Shey Bruce's booking photo into the Fremont County Detention Center.

(Lander, Wyo.) – Ninth District Court Judge Norman E. Young has denied a motion to acquit Shey Bruce of his November conviction of manslaughter relating to the May 2013 death of Charles Laster in Shoshoni.

Bruce was originally charged with Second Degree Murder and Domestic Violence Battery. He was convicted by a jury on Nov. 22, 2013, of Manslaughter and Domestic Violence.

The sentencing in the case is set for 1:30 p.m. on March 6, 2014.

Bruce’s Public Defender Devon Petersen filed for acquittal and a new trial on Dec. 6. Petersen argues that there was insufficient evidence to convict Bruce of Manslaughter. He also states that hearsay evidence inadvertently introduced at trial worked against his client. He also argues that the jury should have been advised of a self-defense defense.

“The jury found Mr. Bruce not guilty of second degree murder, which requires the State to prove he purposely did an act without legal justification that lead to Mr. Laster’s death,” states Petersen’s argument. “They were were specifically instructed on that definition of the word ‘purposely’ and ‘maliciously.’”

“If Mr. Bruce did not purposely do an act without legal justification that lead to Mr. Laster’s death, he could not, then, have ‘voluntarily killed’ Mr. Laster,” Petersen continues. “Second degree murder in Wyoming does not require that a person specifically intend to kill someone, while voluntary manslaughter does. If Mr. Bruce was not guilty of Second Degree Murder under the facts of this case, he cannot be guilty of voluntary manslaughter.”

Deputy County Attorney Pat LeBrun filed the State’s objection on Dec. 19.

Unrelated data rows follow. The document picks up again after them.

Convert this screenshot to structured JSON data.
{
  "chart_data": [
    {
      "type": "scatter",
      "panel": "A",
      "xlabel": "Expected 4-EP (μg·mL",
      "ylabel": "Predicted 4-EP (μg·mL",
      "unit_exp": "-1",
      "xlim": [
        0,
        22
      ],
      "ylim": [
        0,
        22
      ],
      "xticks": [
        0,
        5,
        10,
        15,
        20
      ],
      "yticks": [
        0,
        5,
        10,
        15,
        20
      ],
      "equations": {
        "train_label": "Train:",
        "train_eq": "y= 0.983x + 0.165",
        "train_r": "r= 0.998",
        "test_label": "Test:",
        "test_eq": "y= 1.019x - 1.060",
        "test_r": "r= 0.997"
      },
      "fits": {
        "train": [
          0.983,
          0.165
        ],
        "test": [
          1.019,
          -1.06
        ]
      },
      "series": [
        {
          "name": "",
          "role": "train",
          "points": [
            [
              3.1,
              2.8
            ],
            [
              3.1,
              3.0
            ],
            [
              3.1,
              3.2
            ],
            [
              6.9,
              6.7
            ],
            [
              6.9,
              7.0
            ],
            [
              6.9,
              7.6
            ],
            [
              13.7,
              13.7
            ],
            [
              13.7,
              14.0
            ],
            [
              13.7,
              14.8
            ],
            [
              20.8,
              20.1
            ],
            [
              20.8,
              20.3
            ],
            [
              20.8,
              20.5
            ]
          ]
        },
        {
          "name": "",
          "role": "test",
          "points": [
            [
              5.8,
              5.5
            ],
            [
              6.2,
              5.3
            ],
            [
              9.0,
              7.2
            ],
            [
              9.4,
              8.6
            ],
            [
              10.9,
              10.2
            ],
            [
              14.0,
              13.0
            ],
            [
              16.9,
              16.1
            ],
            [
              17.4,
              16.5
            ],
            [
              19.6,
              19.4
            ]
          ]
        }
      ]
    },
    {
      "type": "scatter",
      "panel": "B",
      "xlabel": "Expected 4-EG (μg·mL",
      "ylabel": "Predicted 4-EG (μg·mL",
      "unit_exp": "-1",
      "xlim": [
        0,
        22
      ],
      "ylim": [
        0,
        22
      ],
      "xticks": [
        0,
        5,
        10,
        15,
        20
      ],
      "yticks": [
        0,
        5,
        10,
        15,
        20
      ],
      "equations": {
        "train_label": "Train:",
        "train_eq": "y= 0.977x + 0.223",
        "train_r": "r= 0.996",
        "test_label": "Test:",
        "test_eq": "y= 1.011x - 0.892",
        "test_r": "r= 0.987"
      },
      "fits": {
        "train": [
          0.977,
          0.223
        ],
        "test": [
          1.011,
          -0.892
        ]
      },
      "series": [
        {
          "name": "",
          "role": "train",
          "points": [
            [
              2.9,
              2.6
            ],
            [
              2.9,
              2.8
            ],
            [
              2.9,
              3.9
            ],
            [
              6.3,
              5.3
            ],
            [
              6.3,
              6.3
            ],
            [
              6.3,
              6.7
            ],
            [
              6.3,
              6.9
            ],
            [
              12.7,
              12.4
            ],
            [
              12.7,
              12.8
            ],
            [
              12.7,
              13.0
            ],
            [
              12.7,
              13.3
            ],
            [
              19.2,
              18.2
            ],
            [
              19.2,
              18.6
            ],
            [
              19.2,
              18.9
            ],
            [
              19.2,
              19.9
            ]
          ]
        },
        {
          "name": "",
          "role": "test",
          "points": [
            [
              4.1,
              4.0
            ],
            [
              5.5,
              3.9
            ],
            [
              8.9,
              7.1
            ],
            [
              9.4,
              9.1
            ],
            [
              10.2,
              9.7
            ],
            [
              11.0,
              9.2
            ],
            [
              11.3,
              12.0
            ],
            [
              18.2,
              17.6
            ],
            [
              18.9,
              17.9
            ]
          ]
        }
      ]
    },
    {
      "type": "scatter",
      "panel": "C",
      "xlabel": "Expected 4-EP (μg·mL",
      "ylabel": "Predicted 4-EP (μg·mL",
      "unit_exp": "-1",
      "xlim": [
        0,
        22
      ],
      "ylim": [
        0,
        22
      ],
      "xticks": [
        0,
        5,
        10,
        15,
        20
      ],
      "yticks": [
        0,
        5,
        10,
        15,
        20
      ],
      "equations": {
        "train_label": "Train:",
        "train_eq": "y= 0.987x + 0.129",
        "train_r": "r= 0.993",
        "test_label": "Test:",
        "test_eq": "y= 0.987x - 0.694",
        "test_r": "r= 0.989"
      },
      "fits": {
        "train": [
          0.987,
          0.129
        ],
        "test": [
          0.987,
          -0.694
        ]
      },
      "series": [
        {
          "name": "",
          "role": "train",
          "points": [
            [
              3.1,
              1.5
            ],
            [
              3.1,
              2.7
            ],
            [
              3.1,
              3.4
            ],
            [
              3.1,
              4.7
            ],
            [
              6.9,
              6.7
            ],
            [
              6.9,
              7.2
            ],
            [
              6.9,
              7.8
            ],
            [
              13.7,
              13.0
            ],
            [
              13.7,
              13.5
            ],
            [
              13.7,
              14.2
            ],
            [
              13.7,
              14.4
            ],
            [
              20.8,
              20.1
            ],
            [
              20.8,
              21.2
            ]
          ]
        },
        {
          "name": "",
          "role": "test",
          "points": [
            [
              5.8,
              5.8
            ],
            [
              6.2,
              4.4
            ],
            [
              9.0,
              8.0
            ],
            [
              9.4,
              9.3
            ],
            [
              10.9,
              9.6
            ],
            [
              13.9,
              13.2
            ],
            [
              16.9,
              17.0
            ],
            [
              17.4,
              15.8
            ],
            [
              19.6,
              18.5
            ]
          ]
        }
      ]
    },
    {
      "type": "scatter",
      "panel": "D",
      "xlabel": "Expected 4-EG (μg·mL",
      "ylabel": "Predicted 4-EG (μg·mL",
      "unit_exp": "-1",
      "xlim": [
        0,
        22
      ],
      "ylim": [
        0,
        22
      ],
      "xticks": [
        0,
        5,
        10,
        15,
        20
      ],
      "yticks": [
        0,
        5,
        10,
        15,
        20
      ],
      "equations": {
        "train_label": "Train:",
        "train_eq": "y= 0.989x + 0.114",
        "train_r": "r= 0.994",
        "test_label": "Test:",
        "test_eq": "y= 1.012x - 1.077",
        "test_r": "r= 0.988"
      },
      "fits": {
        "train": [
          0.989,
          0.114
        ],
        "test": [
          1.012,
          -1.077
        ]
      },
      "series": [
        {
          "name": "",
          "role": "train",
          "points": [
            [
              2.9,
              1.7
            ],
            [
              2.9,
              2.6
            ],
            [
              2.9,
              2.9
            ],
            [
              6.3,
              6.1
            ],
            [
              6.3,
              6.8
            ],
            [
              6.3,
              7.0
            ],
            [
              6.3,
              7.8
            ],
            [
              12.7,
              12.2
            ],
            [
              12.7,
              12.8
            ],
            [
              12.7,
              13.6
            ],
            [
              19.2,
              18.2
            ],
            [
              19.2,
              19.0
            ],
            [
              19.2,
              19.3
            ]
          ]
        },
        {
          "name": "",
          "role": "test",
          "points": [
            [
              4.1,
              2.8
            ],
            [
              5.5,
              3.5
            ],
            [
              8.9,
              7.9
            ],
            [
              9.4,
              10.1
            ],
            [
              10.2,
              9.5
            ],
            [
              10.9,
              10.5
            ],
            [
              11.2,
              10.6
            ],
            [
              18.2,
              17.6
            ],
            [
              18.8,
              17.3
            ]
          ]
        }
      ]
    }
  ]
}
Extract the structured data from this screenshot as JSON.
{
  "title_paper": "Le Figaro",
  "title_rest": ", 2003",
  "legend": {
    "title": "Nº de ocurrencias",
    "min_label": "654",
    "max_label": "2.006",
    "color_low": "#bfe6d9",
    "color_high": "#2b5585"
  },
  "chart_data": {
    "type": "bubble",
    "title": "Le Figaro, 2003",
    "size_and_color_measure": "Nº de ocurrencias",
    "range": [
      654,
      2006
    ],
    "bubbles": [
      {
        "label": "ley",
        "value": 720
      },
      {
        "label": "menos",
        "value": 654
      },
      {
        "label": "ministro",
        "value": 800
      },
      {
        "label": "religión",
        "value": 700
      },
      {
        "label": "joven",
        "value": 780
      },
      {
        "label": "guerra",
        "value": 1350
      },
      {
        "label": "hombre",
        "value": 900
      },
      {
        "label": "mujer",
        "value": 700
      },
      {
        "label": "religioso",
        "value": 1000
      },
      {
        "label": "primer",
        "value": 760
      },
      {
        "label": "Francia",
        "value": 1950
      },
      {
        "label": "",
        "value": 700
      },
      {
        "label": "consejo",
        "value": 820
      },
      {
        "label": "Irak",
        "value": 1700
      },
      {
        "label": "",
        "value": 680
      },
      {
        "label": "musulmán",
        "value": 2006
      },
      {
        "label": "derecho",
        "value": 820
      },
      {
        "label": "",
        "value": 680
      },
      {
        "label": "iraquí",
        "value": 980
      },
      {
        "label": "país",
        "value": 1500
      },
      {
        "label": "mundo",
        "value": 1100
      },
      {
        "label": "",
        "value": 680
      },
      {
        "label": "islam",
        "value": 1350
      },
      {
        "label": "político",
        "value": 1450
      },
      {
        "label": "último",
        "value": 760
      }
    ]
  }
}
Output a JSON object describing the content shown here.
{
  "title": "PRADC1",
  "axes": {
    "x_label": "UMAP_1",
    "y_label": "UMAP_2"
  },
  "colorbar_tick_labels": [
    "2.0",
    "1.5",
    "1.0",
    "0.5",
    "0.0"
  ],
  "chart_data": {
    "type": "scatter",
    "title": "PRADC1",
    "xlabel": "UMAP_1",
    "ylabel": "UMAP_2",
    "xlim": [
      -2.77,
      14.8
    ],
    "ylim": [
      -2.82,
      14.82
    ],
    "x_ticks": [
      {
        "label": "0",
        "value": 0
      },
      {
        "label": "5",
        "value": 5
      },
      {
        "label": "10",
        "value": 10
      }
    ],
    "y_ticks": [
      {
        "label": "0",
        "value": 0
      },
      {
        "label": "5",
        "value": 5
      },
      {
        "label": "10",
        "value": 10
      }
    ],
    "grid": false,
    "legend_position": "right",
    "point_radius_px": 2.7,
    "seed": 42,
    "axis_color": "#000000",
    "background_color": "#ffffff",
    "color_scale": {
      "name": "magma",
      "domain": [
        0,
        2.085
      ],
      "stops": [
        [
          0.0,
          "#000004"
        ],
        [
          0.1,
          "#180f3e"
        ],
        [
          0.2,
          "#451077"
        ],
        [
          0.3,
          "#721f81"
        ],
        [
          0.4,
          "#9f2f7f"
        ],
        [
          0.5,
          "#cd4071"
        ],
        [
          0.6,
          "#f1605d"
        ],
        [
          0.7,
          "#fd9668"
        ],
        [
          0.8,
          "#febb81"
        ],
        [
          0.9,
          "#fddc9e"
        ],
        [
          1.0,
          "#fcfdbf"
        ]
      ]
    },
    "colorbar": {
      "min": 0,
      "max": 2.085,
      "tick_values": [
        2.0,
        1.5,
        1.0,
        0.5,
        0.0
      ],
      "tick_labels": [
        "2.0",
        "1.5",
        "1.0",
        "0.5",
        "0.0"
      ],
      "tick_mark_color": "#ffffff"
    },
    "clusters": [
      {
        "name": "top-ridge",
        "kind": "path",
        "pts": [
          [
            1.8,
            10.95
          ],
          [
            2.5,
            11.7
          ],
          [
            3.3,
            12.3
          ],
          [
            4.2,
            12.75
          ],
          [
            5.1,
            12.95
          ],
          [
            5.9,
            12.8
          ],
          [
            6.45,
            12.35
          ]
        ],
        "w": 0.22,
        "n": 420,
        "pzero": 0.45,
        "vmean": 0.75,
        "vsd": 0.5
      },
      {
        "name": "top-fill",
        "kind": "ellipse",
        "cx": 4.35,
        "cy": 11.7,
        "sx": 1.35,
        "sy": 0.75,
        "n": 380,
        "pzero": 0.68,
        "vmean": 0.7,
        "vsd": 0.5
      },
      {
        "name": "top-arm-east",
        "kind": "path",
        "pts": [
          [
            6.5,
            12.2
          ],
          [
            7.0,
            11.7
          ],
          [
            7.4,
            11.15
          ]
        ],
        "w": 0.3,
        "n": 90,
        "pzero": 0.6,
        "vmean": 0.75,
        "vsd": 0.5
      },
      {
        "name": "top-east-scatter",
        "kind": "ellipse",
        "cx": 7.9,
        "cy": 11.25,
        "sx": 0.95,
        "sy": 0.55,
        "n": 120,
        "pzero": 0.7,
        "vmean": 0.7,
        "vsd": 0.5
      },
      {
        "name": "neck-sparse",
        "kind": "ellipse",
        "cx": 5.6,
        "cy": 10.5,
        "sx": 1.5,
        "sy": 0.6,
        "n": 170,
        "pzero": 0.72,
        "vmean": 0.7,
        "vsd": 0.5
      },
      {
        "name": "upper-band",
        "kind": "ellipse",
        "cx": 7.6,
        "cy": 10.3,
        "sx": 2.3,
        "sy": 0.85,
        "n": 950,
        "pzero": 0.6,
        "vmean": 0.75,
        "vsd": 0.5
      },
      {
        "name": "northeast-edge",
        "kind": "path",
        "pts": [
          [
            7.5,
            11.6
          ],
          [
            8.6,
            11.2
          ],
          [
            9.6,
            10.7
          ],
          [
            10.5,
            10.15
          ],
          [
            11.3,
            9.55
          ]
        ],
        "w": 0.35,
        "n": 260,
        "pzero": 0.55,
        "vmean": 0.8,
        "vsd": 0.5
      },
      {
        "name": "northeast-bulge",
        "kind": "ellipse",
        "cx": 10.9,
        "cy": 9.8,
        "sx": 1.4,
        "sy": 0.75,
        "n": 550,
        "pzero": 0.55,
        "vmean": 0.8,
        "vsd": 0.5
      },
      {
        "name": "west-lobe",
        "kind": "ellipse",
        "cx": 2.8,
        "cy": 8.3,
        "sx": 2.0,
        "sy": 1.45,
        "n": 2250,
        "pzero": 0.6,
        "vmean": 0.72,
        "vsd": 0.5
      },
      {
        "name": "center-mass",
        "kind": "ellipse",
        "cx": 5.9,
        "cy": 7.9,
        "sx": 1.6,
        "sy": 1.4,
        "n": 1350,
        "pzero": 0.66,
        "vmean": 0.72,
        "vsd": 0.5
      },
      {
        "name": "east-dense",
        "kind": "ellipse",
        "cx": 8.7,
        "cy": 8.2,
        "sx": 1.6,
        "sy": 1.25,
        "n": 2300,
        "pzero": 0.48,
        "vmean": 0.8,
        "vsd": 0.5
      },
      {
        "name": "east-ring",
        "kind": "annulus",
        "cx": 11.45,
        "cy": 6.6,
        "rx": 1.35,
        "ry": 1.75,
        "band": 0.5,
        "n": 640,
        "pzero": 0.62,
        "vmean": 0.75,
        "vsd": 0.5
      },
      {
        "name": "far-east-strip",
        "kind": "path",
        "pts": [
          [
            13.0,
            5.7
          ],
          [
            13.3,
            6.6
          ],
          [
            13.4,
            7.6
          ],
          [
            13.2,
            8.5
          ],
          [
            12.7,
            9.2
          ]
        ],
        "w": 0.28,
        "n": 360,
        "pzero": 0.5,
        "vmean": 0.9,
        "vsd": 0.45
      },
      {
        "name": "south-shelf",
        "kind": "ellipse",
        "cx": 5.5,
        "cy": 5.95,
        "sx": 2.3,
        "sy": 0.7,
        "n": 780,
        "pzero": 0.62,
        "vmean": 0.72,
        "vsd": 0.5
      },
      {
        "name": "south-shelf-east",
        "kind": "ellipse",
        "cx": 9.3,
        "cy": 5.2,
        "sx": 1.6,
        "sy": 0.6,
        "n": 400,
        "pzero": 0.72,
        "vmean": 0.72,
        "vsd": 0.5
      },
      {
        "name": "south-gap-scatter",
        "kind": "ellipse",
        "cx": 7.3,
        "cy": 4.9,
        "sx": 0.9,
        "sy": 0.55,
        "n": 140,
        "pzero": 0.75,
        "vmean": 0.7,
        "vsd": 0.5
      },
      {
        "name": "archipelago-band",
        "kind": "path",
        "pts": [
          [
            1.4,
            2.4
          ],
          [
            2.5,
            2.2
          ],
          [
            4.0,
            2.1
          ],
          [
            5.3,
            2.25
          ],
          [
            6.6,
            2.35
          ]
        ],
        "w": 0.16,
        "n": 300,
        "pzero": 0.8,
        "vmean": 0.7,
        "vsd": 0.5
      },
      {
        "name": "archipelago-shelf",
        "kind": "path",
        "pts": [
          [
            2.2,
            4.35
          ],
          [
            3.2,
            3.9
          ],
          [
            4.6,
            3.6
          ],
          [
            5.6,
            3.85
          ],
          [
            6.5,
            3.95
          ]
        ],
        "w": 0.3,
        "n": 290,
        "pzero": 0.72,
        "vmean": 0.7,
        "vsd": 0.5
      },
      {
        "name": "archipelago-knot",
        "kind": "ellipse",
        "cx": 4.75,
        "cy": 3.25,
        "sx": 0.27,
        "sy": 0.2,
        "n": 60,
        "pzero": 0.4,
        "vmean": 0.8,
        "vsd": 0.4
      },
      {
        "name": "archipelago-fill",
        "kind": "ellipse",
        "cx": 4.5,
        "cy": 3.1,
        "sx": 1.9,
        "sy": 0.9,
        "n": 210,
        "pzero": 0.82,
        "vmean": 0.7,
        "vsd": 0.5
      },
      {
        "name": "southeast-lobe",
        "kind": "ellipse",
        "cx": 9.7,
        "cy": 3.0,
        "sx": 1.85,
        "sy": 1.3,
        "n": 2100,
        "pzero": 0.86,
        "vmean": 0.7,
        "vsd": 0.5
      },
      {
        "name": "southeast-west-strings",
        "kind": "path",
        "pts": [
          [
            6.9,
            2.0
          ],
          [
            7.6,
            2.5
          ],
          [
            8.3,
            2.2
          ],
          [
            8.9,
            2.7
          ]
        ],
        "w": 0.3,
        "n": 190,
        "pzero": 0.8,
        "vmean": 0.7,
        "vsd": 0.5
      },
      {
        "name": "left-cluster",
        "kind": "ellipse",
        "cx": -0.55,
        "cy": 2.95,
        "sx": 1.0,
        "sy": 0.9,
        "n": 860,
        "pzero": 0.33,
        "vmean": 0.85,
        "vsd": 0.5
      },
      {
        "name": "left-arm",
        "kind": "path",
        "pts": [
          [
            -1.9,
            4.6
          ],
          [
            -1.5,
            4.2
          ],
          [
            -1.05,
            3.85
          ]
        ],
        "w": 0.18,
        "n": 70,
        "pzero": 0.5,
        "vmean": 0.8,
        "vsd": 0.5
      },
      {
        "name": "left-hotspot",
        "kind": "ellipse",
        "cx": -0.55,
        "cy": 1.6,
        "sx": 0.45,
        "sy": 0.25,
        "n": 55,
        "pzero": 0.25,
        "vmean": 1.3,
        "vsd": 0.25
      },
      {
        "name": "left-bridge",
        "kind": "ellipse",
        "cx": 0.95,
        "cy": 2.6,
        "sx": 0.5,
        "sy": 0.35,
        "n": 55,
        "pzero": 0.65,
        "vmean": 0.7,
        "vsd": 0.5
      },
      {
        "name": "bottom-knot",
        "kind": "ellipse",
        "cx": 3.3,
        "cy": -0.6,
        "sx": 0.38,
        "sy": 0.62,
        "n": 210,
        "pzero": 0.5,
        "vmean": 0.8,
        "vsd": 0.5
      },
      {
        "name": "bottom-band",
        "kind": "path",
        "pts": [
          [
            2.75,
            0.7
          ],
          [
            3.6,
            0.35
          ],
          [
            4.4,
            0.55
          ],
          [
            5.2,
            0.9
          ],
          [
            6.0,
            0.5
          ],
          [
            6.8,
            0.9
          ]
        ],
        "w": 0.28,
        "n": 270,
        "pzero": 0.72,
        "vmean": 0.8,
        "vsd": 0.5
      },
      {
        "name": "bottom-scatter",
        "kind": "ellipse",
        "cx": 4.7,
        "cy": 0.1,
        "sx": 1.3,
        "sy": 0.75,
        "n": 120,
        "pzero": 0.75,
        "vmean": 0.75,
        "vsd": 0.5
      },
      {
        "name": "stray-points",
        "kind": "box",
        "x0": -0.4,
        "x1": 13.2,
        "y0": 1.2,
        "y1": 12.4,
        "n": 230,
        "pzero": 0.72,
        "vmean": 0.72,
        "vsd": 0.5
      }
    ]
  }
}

“Defendant argues in his motion that voluntary manslaughter requires ‘intent to kill,’” states a footnote in the response. “That is simply not the law. The Wyoming Supreme Court found no plain error in an instruction defining ‘voluntarily’ as ‘…that the act which caused the death was done intentionally. It does not require that the act was done with the intention of killing.’”

When hearsay evidence was introduced by a witness, the state argues that the court handled the situation appropriately, advising the jury to not consider the statement as evidence. The defense argued that the jury could not un-hear what they had heard. LeBrun also argues that there was no foundation for the jury to be advised on self defense.

Young denied the motion on Dec. 20. No formal comments on his decision were filed.